C’est Crassus qui conquiert la péninsule armoricaine et prend des otages vénètes. Des officiers romains, chargés de réquisitionner du blé, sont retenus prisonniers par les Vénètes. C’était le ” casus belli ” idéal, désiré des deux côtés. La rébellion gagne toute l’Armorique : les Vénètes fortifient leurs oppidums, équipent leurs navires, s’allient aux Osismes et aux Nammètes. César ordonne la construction d’une flotte de galères sur la Loire, et d’une autre chez ses alliés Pictons et Senones. D’autre part, il fait venir des pilotes et des rameurs depuis ” la Province “, sans recourir à l’escadre de Méditerranée. Au printemps de – 56, César commence sa campagne contre les Vénètes. Commandant lui-même ses troupes terrestres, il confie le commandement de sa flotte à Brutus. César relate la difficulté des opérations terrestres car, sur la côte très découpée et soumise aux marées, les Vénètes fuient d’oppidum en oppidum. César se serait rendu sur la presqu’île de Rhuys jusqu’à Port-Navalo ; il s’agit là d’une hypothèse, car César ne précise pas le lieu de la bataille navale. La rencontre des flottes romaines et vénètes eut lieu sous les yeux de César : les navires vénètes se trouvaient à l’entrée du Golfe du Morbihan (ou à l’intérieur du Golfe).

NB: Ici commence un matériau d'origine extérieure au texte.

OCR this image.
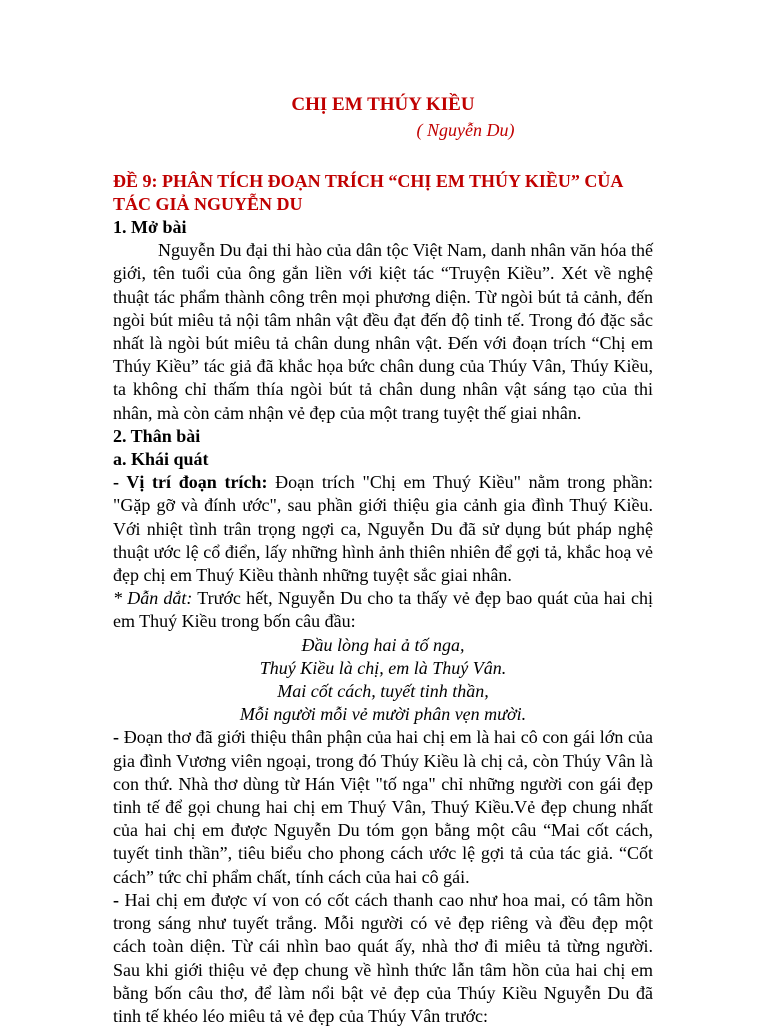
CHỊ EM THÚY KIỀU
( Nguyễn Du)
ĐỀ 9: PHÂN TÍCH ĐOẠN TRÍCH “CHỊ EM THÚY KIỀU” CỦA TÁC GIẢ NGUYỄN DU
1. Mở bài

Nguyễn Du đại thi hào của dân tộc Việt Nam, danh nhân văn hóa thế giới, tên tuổi của ông gắn liền với kiệt tác “Truyện Kiều”. Xét về nghệ thuật tác phẩm thành công trên mọi phương diện. Từ ngòi bút tả cảnh, đến ngòi bút miêu tả nội tâm nhân vật đều đạt đến độ tinh tế. Trong đó đặc sắc nhất là ngòi bút miêu tả chân dung nhân vật. Đến với đoạn trích “Chị em Thúy Kiều” tác giả đã khắc họa bức chân dung của Thúy Vân, Thúy Kiều, ta không chỉ thấm thía ngòi bút tả chân dung nhân vật sáng tạo của thi nhân, mà còn cảm nhận vẻ đẹp của một trang tuyệt thế giai nhân.

2. Thân bài
a. Khái quát

- Vị trí đoạn trích: Đoạn trích "Chị em Thuý Kiều" nằm trong phần: "Gặp gỡ và đính ước", sau phần giới thiệu gia cảnh gia đình Thuý Kiều. Với nhiệt tình trân trọng ngợi ca, Nguyễn Du đã sử dụng bút pháp nghệ thuật ước lệ cổ điển, lấy những hình ảnh thiên nhiên để gợi tả, khắc hoạ vẻ đẹp chị em Thuý Kiều thành những tuyệt sắc giai nhân.

* Dẫn dắt: Trước hết, Nguyễn Du cho ta thấy vẻ đẹp bao quát của hai chị em Thuý Kiều trong bốn câu đầu:

Đầu lòng hai ả tố nga,
Thuý Kiều là chị, em là Thuý Vân.
Mai cốt cách, tuyết tinh thần,
Mỗi người mỗi vẻ mười phân vẹn mười.

- Đoạn thơ đã giới thiệu thân phận của hai chị em là hai cô con gái lớn của gia đình Vương viên ngoại, trong đó Thúy Kiều là chị cả, còn Thúy Vân là con thứ. Nhà thơ dùng từ Hán Việt "tố nga" chỉ những người con gái đẹp tinh tế để gọi chung hai chị em Thuý Vân, Thuý Kiều.Vẻ đẹp chung nhất của hai chị em được Nguyễn Du tóm gọn bằng một câu “Mai cốt cách, tuyết tinh thần”, tiêu biểu cho phong cách ước lệ gợi tả của tác giả. “Cốt cách” tức chỉ phẩm chất, tính cách của hai cô gái.

- Hai chị em được ví von có cốt cách thanh cao như hoa mai, có tâm hồn trong sáng như tuyết trắng. Mỗi người có vẻ đẹp riêng và đều đẹp một cách toàn diện. Từ cái nhìn bao quát ấy, nhà thơ đi miêu tả từng người. Sau khi giới thiệu vẻ đẹp chung về hình thức lẫn tâm hồn của hai chị em bằng bốn câu thơ, để làm nổi bật vẻ đẹp của Thúy Kiều Nguyễn Du đã tinh tế khéo léo miêu tả vẻ đẹp của Thúy Vân trước:
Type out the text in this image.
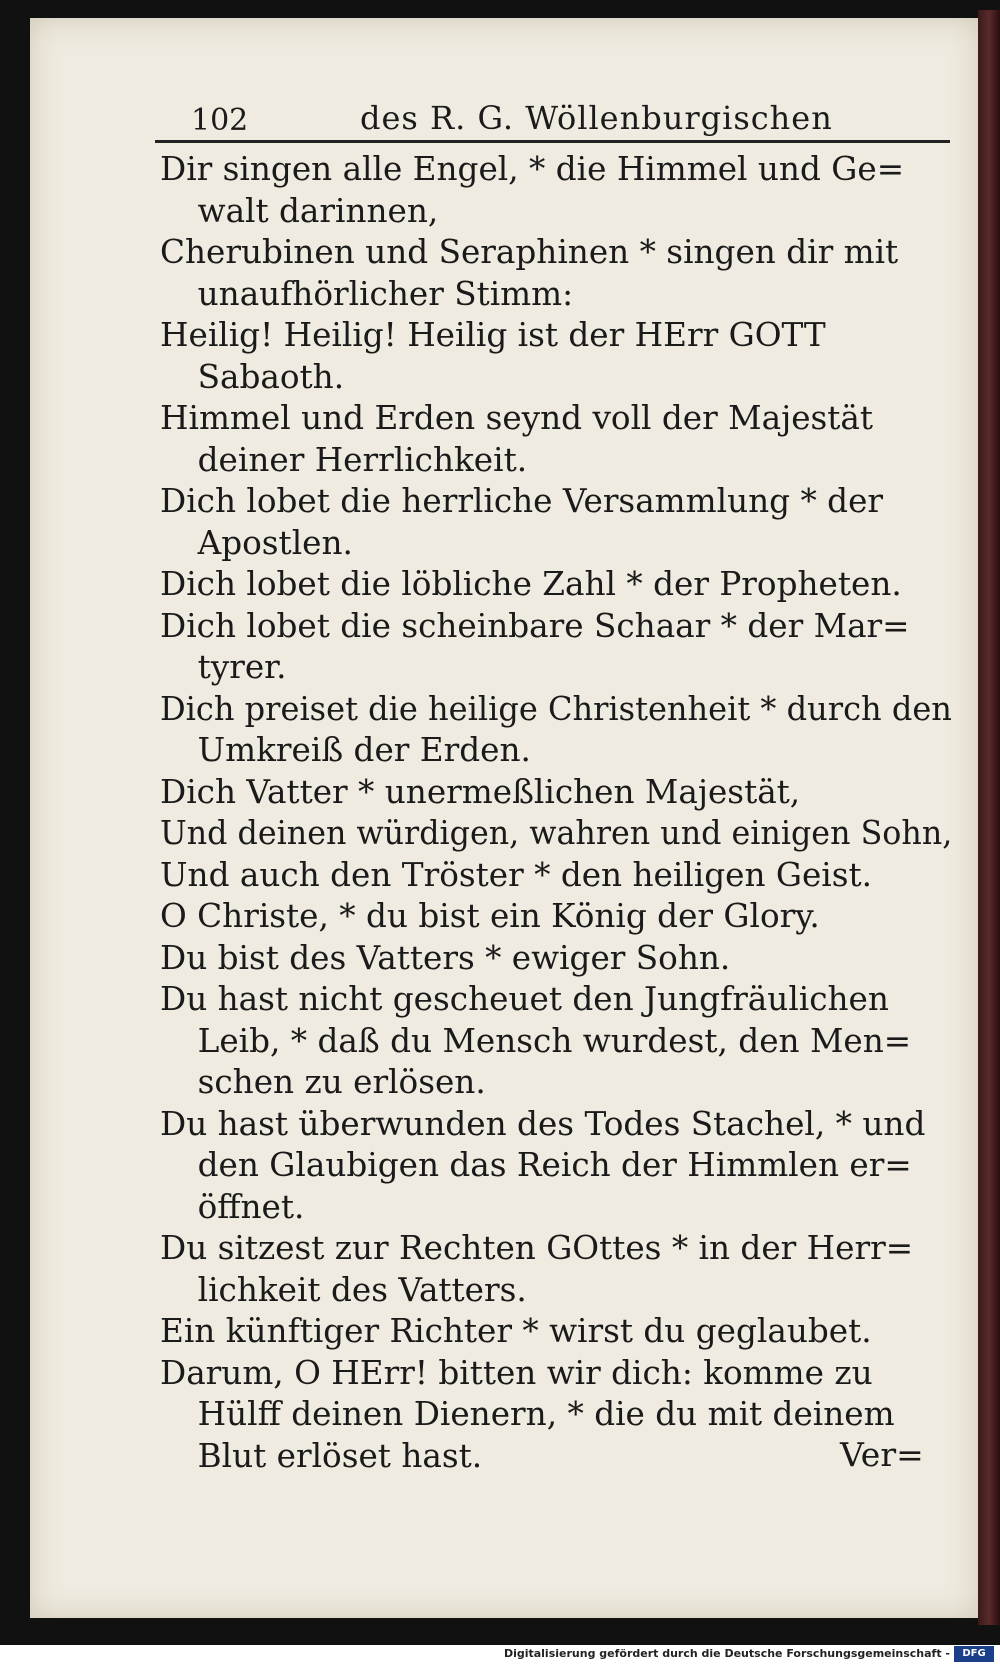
102	des R. G. Wöllenburgischen
Dir singen alle Engel, * die Himmel und Ge=
walt darinnen,
Cherubinen und Seraphinen * singen dir mit
unaufhörlicher Stimm:
Heilig! Heilig! Heilig ist der HErr GOTT
Sabaoth.
Himmel und Erden seynd voll der Majestät
deiner Herrlichkeit.
Dich lobet die herrliche Versammlung * der
Apostlen.
Dich lobet die löbliche Zahl * der Propheten.
Dich lobet die scheinbare Schaar * der Mar=
tyrer.
Dich preiset die heilige Christenheit * durch den
Umkreiß der Erden.
Dich Vatter * unermeßlichen Majestät,
Und deinen würdigen, wahren und einigen Sohn,
Und auch den Tröster * den heiligen Geist.
O Christe, * du bist ein König der Glory.
Du bist des Vatters * ewiger Sohn.
Du hast nicht gescheuet den Jungfräulichen
Leib, * daß du Mensch wurdest, den Men=
schen zu erlösen.
Du hast überwunden des Todes Stachel, * und
den Glaubigen das Reich der Himmlen er=
öffnet.
Du sitzest zur Rechten GOttes * in der Herr=
lichkeit des Vatters.
Ein künftiger Richter * wirst du geglaubet.
Darum, O HErr! bitten wir dich: komme zu
Hülff deinen Dienern, * die du mit deinem
Blut erlöset hast.	Ver=
Digitalisierung gefördert durch die Deutsche Forschungsgemeinschaft -	DFG
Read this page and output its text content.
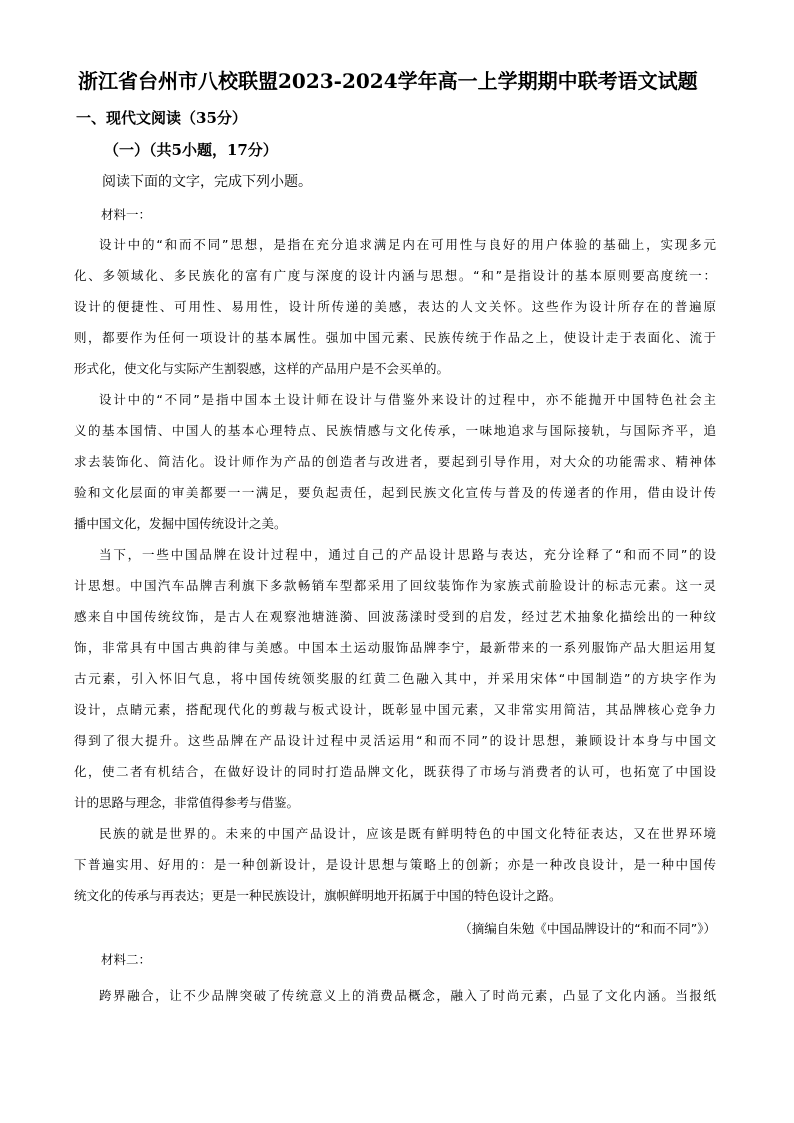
浙江省台州市八校联盟2023-2024学年高一上学期期中联考语文试题
一、现代文阅读（35分）
（一）（共5小题，17分）
阅读下面的文字，完成下列小题。
材料一：
设计中的“和而不同”思想，是指在充分追求满足内在可用性与良好的用户体验的基础上，实现多元
化、多领域化、多民族化的富有广度与深度的设计内涵与思想。“和”是指设计的基本原则要高度统一：
设计的便捷性、可用性、易用性，设计所传递的美感，表达的人文关怀。这些作为设计所存在的普遍原
则，都要作为任何一项设计的基本属性。强加中国元素、民族传统于作品之上，使设计走于表面化、流于
形式化，使文化与实际产生割裂感，这样的产品用户是不会买单的。
设计中的“不同”是指中国本土设计师在设计与借鉴外来设计的过程中，亦不能抛开中国特色社会主
义的基本国情、中国人的基本心理特点、民族情感与文化传承，一味地追求与国际接轨，与国际齐平，追
求去装饰化、简洁化。设计师作为产品的创造者与改进者，要起到引导作用，对大众的功能需求、精神体
验和文化层面的审美都要一一满足，要负起责任，起到民族文化宣传与普及的传递者的作用，借由设计传
播中国文化，发掘中国传统设计之美。
当下，一些中国品牌在设计过程中，通过自己的产品设计思路与表达，充分诠释了“和而不同”的设
计思想。中国汽车品牌吉利旗下多款畅销车型都采用了回纹装饰作为家族式前脸设计的标志元素。这一灵
感来自中国传统纹饰，是古人在观察池塘涟漪、回波荡漾时受到的启发，经过艺术抽象化描绘出的一种纹
饰，非常具有中国古典韵律与美感。中国本土运动服饰品牌李宁，最新带来的一系列服饰产品大胆运用复
古元素，引入怀旧气息，将中国传统领奖服的红黄二色融入其中，并采用宋体“中国制造”的方块字作为
设计，点睛元素，搭配现代化的剪裁与板式设计，既彰显中国元素，又非常实用简洁，其品牌核心竞争力
得到了很大提升。这些品牌在产品设计过程中灵活运用“和而不同”的设计思想，兼顾设计本身与中国文
化，使二者有机结合，在做好设计的同时打造品牌文化，既获得了市场与消费者的认可，也拓宽了中国设
计的思路与理念，非常值得参考与借鉴。
民族的就是世界的。未来的中国产品设计，应该是既有鲜明特色的中国文化特征表达，又在世界环境
下普遍实用、好用的：是一种创新设计，是设计思想与策略上的创新；亦是一种改良设计，是一种中国传
统文化的传承与再表达；更是一种民族设计，旗帜鲜明地开拓属于中国的特色设计之路。
（摘编自朱勉《中国品牌设计的“和而不同”》）
材料二：
跨界融合，让不少品牌突破了传统意义上的消费品概念，融入了时尚元素，凸显了文化内涵。当报纸
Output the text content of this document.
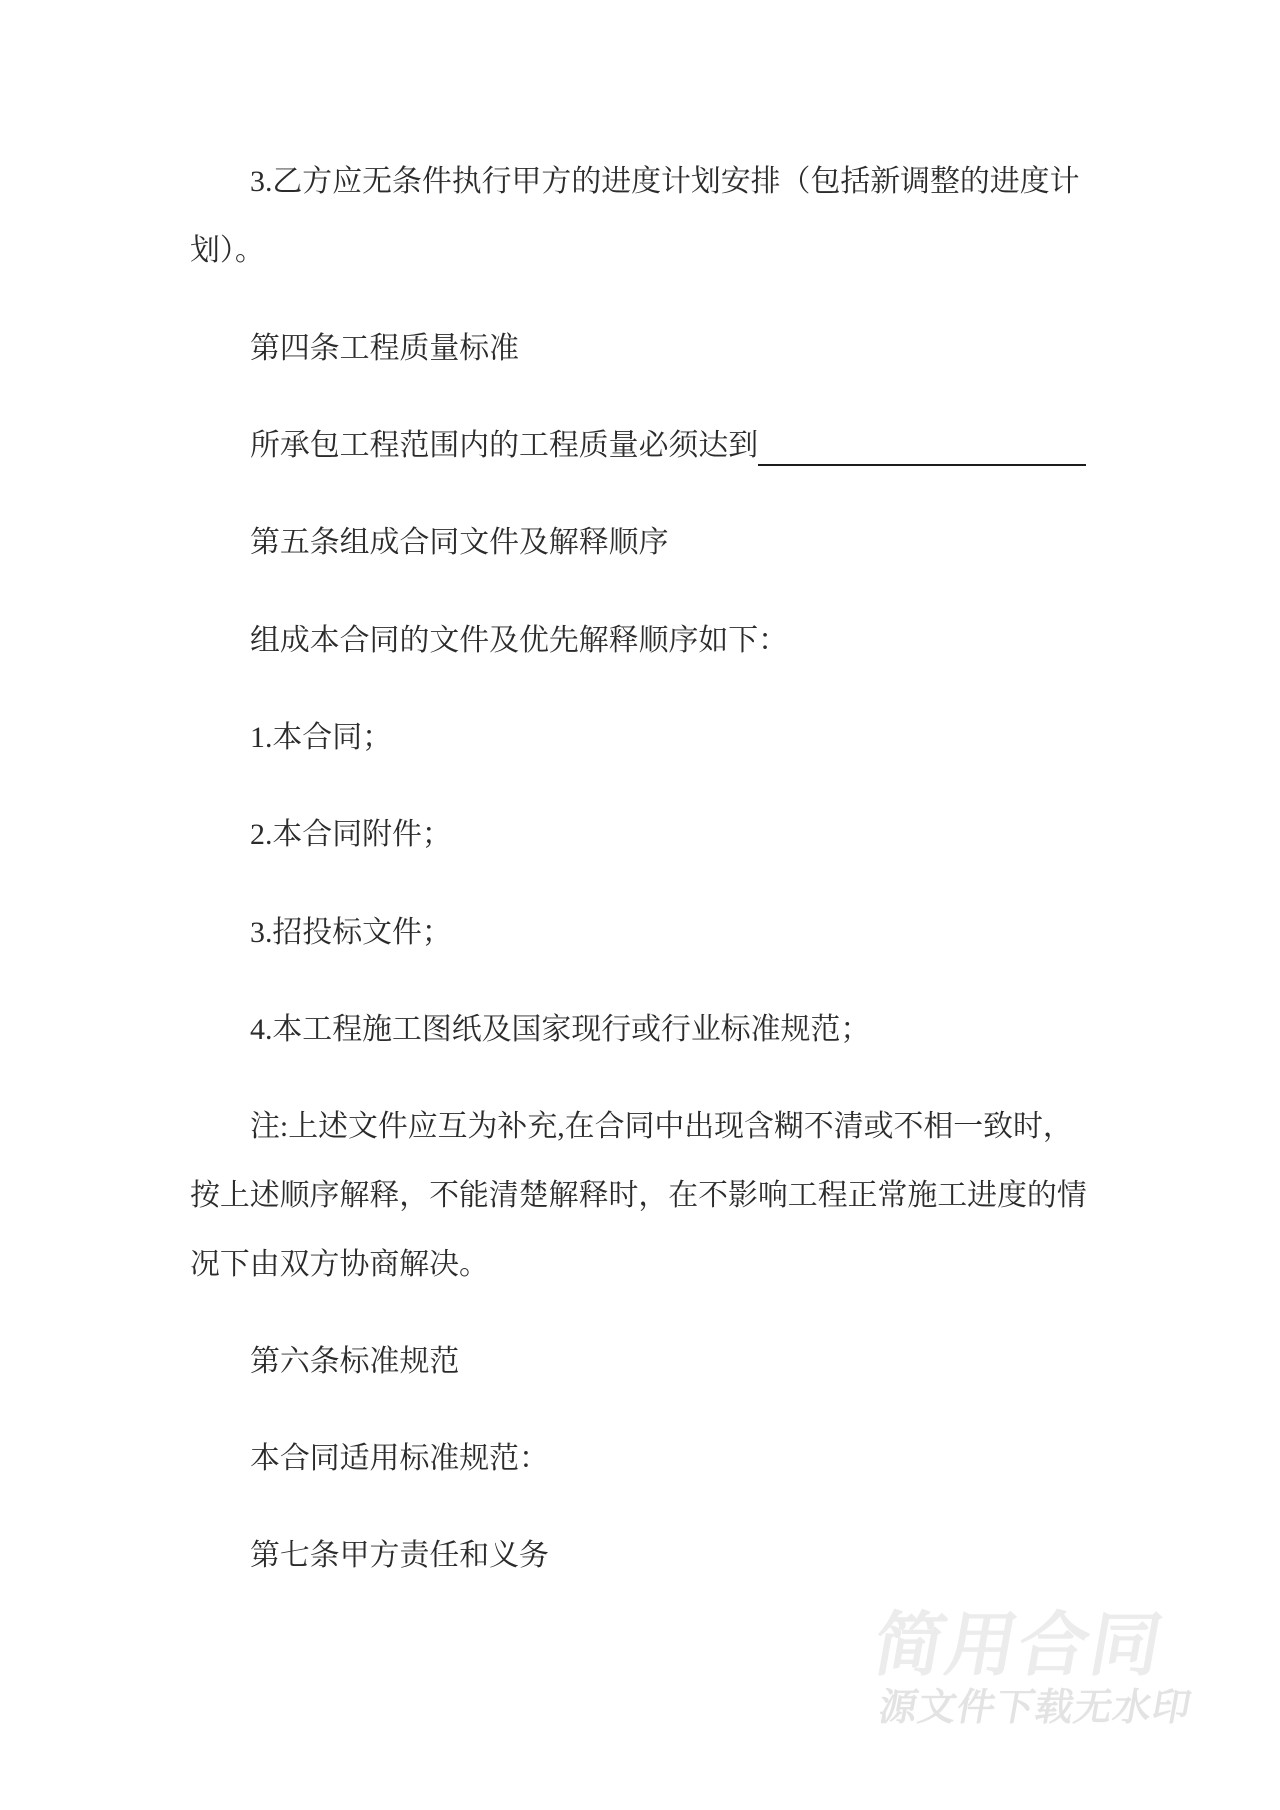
3.乙方应无条件执行甲方的进度计划安排（包括新调整的进度计
划）。
第四条工程质量标准
所承包工程范围内的工程质量必须达到
第五条组成合同文件及解释顺序
组成本合同的文件及优先解释顺序如下：
1.本合同；
2.本合同附件；
3.招投标文件；
4.本工程施工图纸及国家现行或行业标准规范；
注:上述文件应互为补充,在合同中出现含糊不清或不相一致时，
按上述顺序解释，不能清楚解释时，在不影响工程正常施工进度的情
况下由双方协商解决。
第六条标准规范
本合同适用标准规范：
第七条甲方责任和义务
简用合同
源文件下载无水印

La flotte romaine se fit attendre, soit que Brutus ait été retardé par le mauvais temps, soit qu’il dut attendre les renforts de bateaux venus d’ailleurs. Les lourds vaisseaux vénètes, construits en chêne, dotés d’une coque très élevée, d’une robustesse incomparable, équipés de voiles de cuir, affrontèrent la flotte romaine composée de galères légères mues par des rameurs. L’avantage revint d’abord aux Vénètes, puis le vent cessa, immobilisant leurs navires ; les Romains coupèrent alors cordages et agrès à l’aide de faux tranchantes fixées à de longues perches, et passèrent à l’abordage. Les Vénètes capitulèrent ; leur défaite marqua la liquidation de la guerre. César châtia cruellement les vaincus, en faisant massacrer les sénateurs vénètes et vendre les survivants comme esclaves.